DANE et REQUIRETLS sont d’autres autorités
SMTP DANE authentifie par DNSSEC et TLSA. RFC 8461 interdit qu’un succès MTA-STS serve à contourner un échec DANE. La validation PKIX ne blanchit pas un résultat plus fort qui a échoué.
REQUIRETLS exprime une intention de l’auteur pour un message et dépend de relais compatibles. MTA-STS exprime une politique de domaine destinataire que les expéditeurs compatibles appliquent ; il ne classe pas la sensibilité d’un message. Aucun des deux ne crée un chiffrement du contenu de bout en bout par la seule présence de TLS entre MTA.

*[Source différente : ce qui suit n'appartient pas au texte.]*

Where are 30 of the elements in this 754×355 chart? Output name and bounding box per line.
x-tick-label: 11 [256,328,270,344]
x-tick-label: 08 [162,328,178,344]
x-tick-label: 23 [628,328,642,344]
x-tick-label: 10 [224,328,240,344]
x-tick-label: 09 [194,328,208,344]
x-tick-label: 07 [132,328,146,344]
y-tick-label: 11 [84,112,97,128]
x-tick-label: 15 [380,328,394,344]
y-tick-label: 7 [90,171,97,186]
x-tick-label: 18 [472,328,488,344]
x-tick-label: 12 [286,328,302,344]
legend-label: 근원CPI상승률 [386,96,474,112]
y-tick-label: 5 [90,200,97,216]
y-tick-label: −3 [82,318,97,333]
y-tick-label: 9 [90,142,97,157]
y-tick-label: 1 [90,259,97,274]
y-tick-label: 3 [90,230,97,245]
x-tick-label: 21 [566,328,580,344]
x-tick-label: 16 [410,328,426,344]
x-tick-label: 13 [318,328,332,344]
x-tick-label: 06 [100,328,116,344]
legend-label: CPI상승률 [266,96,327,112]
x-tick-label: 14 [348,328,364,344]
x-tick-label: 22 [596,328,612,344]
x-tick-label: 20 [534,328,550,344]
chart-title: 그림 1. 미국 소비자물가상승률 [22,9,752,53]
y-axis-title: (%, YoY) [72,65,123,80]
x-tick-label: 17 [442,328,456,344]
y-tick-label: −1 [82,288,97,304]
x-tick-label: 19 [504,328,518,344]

« MTA-STS réussi » ne signifie donc ni « l’auteur a exigé le secret », ni « le destinataire a accepté », ni « l’utilisateur a reçu », ni « l’action est autorisée ». La preuve s’arrête à l’opération contrôlée.
Rejouer une décision
L’unité minimale indexe domaine, expéditeur, tentative et heure. Elle relie octets TXT, ID, TTL et état DNSSEC ; réponse HTTPS et certificat ; empreinte, mode, MX, collecte et expiration ; RRset et ordre MX ; SNI, STARTTLS et certificat SMTP ; DANE ; file, actualisation, dernier contrôle ID ; TLSRPT et résultat final.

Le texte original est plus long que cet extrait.